In the 1870s, to supplement their early steam engines, French warships were still rigged for sail. In the 1970s the Marine Nationale's ships at sea included aircraft carriers operating supersonic jets, and intercontinental ballistic missile submarines propelled by nuclear engines. Within this one hundred years, the Marine has played important roles in the acquisition of Asian and African colonial empires; until 1900 the lead role in a naval 'Cold War' against Great Britain; in 1904-1920 preparation, largely Mediterranean-based for, and participation in a Paris agenda in the First World War; a spectacular modernisation unfortunately incomplete in the inter-war years; division, tragic self-destruction and a rebirth in the Second World War; important roles in the two major decolonisation campaigns of Indochina and Algeria; and finally in the retention of major world power status with power-projection roles in the late 20th century, requiring a navy with both nuclear age and traditional amphibious operational capabilities. The enormous costs involved were to lead to reductions and a new naval relationship with Great Britain at the end of the 20th Century.



These successive radical changes were set against political dispute, turmoil and in the years 1940 to 1942, violent division. Political leaders from the 19th Century imperialists to the Fifth Republic sought a lead role for France or if not, sufficient naval power to effectively influence allies and world affairs. Domestic economic difficulties more than once led to unwise`navy on the cheap' policies and construction programmes.
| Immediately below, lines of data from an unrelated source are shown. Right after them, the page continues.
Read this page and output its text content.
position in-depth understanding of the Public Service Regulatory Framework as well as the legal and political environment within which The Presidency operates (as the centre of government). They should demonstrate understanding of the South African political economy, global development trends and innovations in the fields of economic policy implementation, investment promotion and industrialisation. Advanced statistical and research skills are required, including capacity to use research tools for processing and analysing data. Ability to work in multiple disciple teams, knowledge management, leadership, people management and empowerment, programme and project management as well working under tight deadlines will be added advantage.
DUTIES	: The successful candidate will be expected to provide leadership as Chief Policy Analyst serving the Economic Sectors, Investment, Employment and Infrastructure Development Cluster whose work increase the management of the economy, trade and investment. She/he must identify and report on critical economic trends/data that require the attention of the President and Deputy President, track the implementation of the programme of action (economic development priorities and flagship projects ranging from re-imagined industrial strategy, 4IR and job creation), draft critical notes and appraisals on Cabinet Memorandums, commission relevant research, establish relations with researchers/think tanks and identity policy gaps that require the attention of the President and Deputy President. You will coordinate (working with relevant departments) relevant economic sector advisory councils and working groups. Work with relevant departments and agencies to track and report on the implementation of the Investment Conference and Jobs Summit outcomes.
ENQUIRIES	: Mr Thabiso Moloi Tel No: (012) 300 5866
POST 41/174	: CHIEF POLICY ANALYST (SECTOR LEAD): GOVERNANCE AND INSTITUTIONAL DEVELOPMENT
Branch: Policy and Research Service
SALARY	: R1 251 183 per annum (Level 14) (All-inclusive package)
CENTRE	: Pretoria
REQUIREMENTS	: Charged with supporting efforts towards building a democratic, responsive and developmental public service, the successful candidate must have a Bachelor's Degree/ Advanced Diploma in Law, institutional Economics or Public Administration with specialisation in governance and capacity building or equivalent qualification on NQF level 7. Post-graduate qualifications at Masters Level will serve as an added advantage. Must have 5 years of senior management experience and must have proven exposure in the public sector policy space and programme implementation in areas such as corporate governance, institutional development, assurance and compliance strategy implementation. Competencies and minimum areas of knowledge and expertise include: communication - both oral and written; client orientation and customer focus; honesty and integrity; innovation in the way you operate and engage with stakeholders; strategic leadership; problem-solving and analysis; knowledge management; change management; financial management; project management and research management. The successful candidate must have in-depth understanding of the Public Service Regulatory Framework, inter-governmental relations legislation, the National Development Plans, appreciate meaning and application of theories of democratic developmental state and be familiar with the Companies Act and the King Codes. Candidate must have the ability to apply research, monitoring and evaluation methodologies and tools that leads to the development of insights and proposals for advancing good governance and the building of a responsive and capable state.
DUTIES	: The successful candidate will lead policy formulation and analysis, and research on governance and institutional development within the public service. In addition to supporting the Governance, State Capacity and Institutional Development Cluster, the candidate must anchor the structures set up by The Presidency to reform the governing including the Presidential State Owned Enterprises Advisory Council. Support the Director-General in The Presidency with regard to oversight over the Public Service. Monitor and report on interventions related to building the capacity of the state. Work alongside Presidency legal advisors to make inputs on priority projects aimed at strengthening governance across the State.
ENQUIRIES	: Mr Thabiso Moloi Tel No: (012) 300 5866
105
The major post-1789 rift in French society appears occasionally among crews on board ships, in docks and builders yards, and in 1919-1920 open munities in ships at sea.



In this work the author has tried to weave together these very varied strands into a history of a navy whose nation's priorities have more often been land frontier defence, the navy undervalued with a justifiable pride in its achievements poorly recognised. A study of the history of the Marine is also useful and important contribution to wider studies of French national history over thirteen tumultuous decades.

Anthony Clayton was a lecturer at the Royal Military Academy Sandhurst from 1965 to 1993 and an Associate Lecturer at the University of Surrey from 1994 to 2008. He was educated at the Sorbonne in Paris and the University of St. Andrews. He served in the colonial Government of Kenya until 1963 and in the Territorial Army in the infantry and later in the Intelligence Corps, finishing as a lieutenant-colonel. He has published works on British and French military history, among them "The British Empire as a Superpower 1919-1939" and "The British Officer from 1660 to the Present"; "France, Soldiers and Africa: The Wars of French Decolonisation"; "Paths to Glory: The French Army 1914-1918" and "Three Marshals of France". For his work on the French military he was made a Chevalier in the Odre des Palmes Academiques. He was also awarded the Medal of Honour of the Gesellschaft zur Forderung des Wiedevaufbaus der Frauenkirche Dresden for his work for the Dresden Trust. His other works include chapters in the Oxford History of the British Empire and the Cambridge History of War, 'Warfare in Woods and Forests'. Anthony Clayton is a widower visited frequently by his son, daughter and grandchildren. He lives with a cavalier King Charles spaniel in Farnham, Surrey.